6.4        Urge national governments to engage with health sector representatives in developing and implementing climate change plans and emergency planning and response on local, national and international levels;

6.5        Urge national governments to provide for the health and wellbeing needs of people displaced by environmental causes both within their countries and others including those becoming refugees due to the consequences of environmental changes.

7.      National Medical Associations and their physician members should:

7.1        Advocate for sustainable, environmentally responsible low-carbon practices across the health sector to reduce the environmental impact of health care facilities and practices.

7.2        Prepare for the infrastructure disruptions that accompany major emergencies, in particular by planning in advance for the delivery of services during times of such disruptions and increased patient care demands;

7.3        Encourage and support advocacy for environmental protection and greenhouse gas emissions reductions including through emissions trading systems and/or carbon taxes.

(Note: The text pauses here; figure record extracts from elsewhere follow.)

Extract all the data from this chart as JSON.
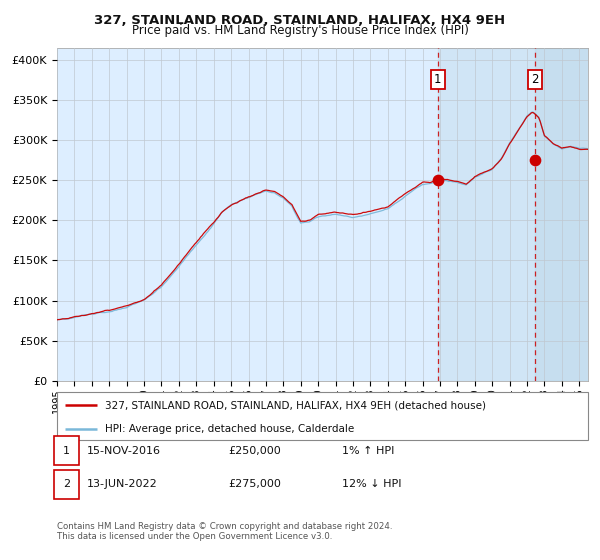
{
  "title": "327, STAINLAND ROAD, STAINLAND, HALIFAX, HX4 9EH",
  "subtitle": "Price paid vs. HM Land Registry's House Price Index (HPI)",
  "legend_line1": "327, STAINLAND ROAD, STAINLAND, HALIFAX, HX4 9EH (detached house)",
  "legend_line2": "HPI: Average price, detached house, Calderdale",
  "annotation1_label": "1",
  "annotation1_date": "15-NOV-2016",
  "annotation1_price": "£250,000",
  "annotation1_hpi": "1% ↑ HPI",
  "annotation1_year": 2016.875,
  "annotation1_value": 250000,
  "annotation2_label": "2",
  "annotation2_date": "13-JUN-2022",
  "annotation2_price": "£275,000",
  "annotation2_hpi": "12% ↓ HPI",
  "annotation2_year": 2022.45,
  "annotation2_value": 275000,
  "ylabel_ticks": [
    "£0",
    "£50K",
    "£100K",
    "£150K",
    "£200K",
    "£250K",
    "£300K",
    "£350K",
    "£400K"
  ],
  "ytick_values": [
    0,
    50000,
    100000,
    150000,
    200000,
    250000,
    300000,
    350000,
    400000
  ],
  "hpi_color": "#7ab8d9",
  "price_color": "#cc0000",
  "vline_color": "#cc0000",
  "plot_bg_color": "#ddeeff",
  "shade_color": "#c8dff0",
  "footnote": "Contains HM Land Registry data © Crown copyright and database right 2024.\nThis data is licensed under the Open Government Licence v3.0.",
  "key_years_hpi": [
    1995,
    1995.5,
    1996,
    1997,
    1998,
    1999,
    2000,
    2001,
    2002,
    2003,
    2004,
    2004.5,
    2005,
    2006,
    2007,
    2007.5,
    2008,
    2008.5,
    2009,
    2009.5,
    2010,
    2011,
    2012,
    2013,
    2014,
    2015,
    2016,
    2016.5,
    2017,
    2018,
    2018.5,
    2019,
    2020,
    2020.5,
    2021,
    2021.5,
    2022,
    2022.3,
    2022.7,
    2023,
    2023.5,
    2024,
    2024.5,
    2025
  ],
  "key_values_hpi": [
    76000,
    77500,
    80000,
    84000,
    88000,
    93000,
    101000,
    118000,
    143000,
    170000,
    196000,
    210000,
    218000,
    228000,
    237000,
    235000,
    228000,
    218000,
    198000,
    200000,
    207000,
    210000,
    206000,
    210000,
    216000,
    232000,
    247000,
    248000,
    252000,
    249000,
    246000,
    255000,
    265000,
    278000,
    298000,
    315000,
    332000,
    338000,
    330000,
    308000,
    298000,
    292000,
    295000,
    292000
  ],
  "xtick_years": [
    1995,
    1996,
    1997,
    1998,
    1999,
    2000,
    2001,
    2002,
    2003,
    2004,
    2005,
    2006,
    2007,
    2008,
    2009,
    2010,
    2011,
    2012,
    2013,
    2014,
    2015,
    2016,
    2017,
    2018,
    2019,
    2020,
    2021,
    2022,
    2023,
    2024,
    2025
  ]
}
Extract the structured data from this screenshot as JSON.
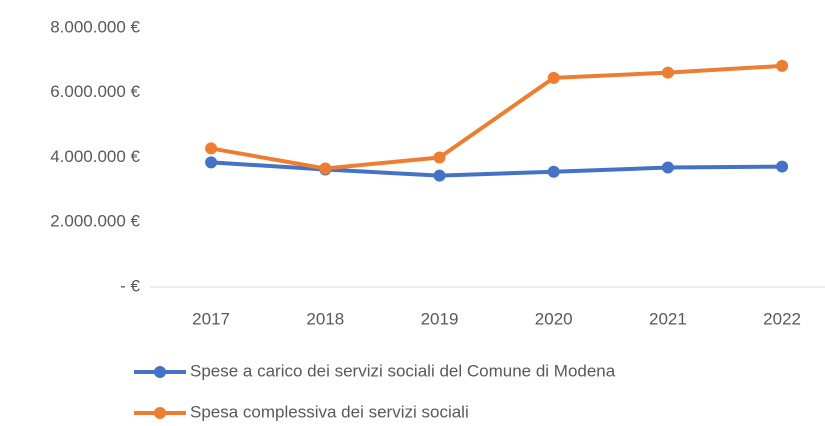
{
  "chart_data": {
    "type": "line",
    "categories": [
      "2017",
      "2018",
      "2019",
      "2020",
      "2021",
      "2022"
    ],
    "series": [
      {
        "name": "Spese a carico dei servizi sociali del Comune di Modena",
        "color": "#4472c4",
        "values": [
          3850000,
          3630000,
          3440000,
          3560000,
          3690000,
          3720000
        ]
      },
      {
        "name": "Spesa complessiva dei servizi sociali",
        "color": "#ed7d31",
        "values": [
          4280000,
          3660000,
          4000000,
          6460000,
          6620000,
          6830000
        ]
      }
    ],
    "ylim": [
      0,
      8000000
    ],
    "yticks": [
      {
        "value": 0,
        "label": "-  €"
      },
      {
        "value": 2000000,
        "label": "2.000.000 €"
      },
      {
        "value": 4000000,
        "label": "4.000.000 €"
      },
      {
        "value": 6000000,
        "label": "6.000.000 €"
      },
      {
        "value": 8000000,
        "label": "8.000.000 €"
      }
    ],
    "grid": false
  }
}
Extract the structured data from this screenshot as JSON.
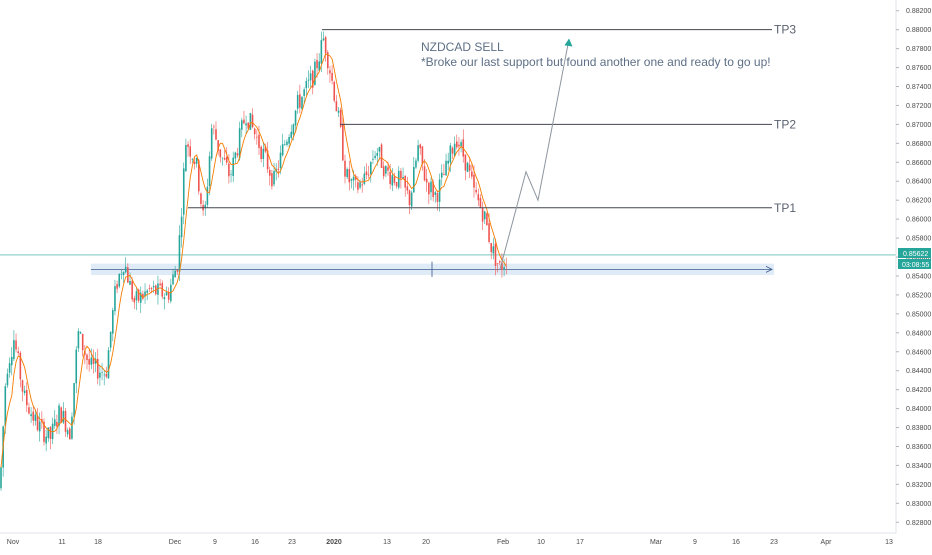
{
  "chart_data": {
    "type": "candlestick",
    "symbol": "NZDCAD",
    "ylim": [
      0.8275,
      0.8825
    ],
    "y_ticks": [
      "0.88200",
      "0.88000",
      "0.87800",
      "0.87600",
      "0.87400",
      "0.87200",
      "0.87000",
      "0.86800",
      "0.86600",
      "0.86400",
      "0.86200",
      "0.86000",
      "0.85800",
      "0.85600",
      "0.85400",
      "0.85200",
      "0.85000",
      "0.84800",
      "0.84600",
      "0.84400",
      "0.84200",
      "0.84000",
      "0.83800",
      "0.83600",
      "0.83400",
      "0.83200",
      "0.83000",
      "0.82800"
    ],
    "x_ticks": [
      "Nov",
      "11",
      "18",
      "Dec",
      "9",
      "16",
      "23",
      "2020",
      "13",
      "20",
      "Feb",
      "10",
      "17",
      "Mar",
      "9",
      "16",
      "23",
      "Apr",
      "13"
    ],
    "annotation_title": "NZDCAD SELL",
    "annotation_text": "*Broke our last support but found another one and ready to go up!",
    "levels": [
      {
        "label": "TP3",
        "price": 0.88
      },
      {
        "label": "TP2",
        "price": 0.87
      },
      {
        "label": "TP1",
        "price": 0.8612
      }
    ],
    "support_zone": [
      0.8541,
      0.8553
    ],
    "current_price": "0.85622",
    "countdown": "03:08:55",
    "projection": [
      0.8547,
      0.865,
      0.862,
      0.879
    ],
    "colors": {
      "up": "#26a69a",
      "down": "#ef5350",
      "ma": "#f57c00",
      "levels": "#434651",
      "zone": "#d6e4f5",
      "projection": "#8c959f",
      "price_line": "#26a69a"
    }
  }
}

8.      The WMA and its Constituent Members should:

8.1        Encourage sustainable low-carbon living including active lifestyle, low-carbon agricultural and food production processes and diet, and sustainable production and consumption patterns;

8.2        Seek to build professional and public awareness of the importance of the environment and global climate change to personal, community and societal health;

8.3        Work towards the integration of key climate change concepts and competencies in undergraduate, graduate and continuing medical education curricula;

8.4        Collaborate with WHO and other organizations as appropriate, to produce educational and advocacy materials on climate change for national medical associations, physicians, other health professionals, as well as the general public;

8.5        Work towards increasing resilience including by preparing physicians, physicians’ offices, clinics, hospitals and other health care facilities for the infrastructure disruptions that accompany major emergencies, in particular by planning in advance the delivery of services during times of such disruptions;

8.6        Seek to ensure that physicians are involved in the planning and delivery of primary ill-health prevention strategies in relation to climate change, working with NGOs, IGOs and governments;

8.7        Advocate for their respective governments adequately funded climate change research and collaborate with governments, NGOs and other health professionals to develop knowledge about the best ways to address health impacts of climate change;

8.8        Work collaboratively with government and NGOs to develop systems for event alerts in order to ensure that health care systems and physicians are aware of climate-related events as they unfold, and receive timely accurate information regarding the management of emerging health events.

9.      The WMA urges National Medical Associations to:

9.1        Work with health-care institutions, and individual physicians to adopt climate policies and act as role models by striving to reduce their carbon emissions, for instance by adopting more sustainable travel policies and increasing the use of on-line meetings.

9.2        Recognize environmental factors as a key element inherent within the social determinants of health (SDH) agenda, and encourage governments to foster collaboration between the Health and non-health sectors in addressing these determinants.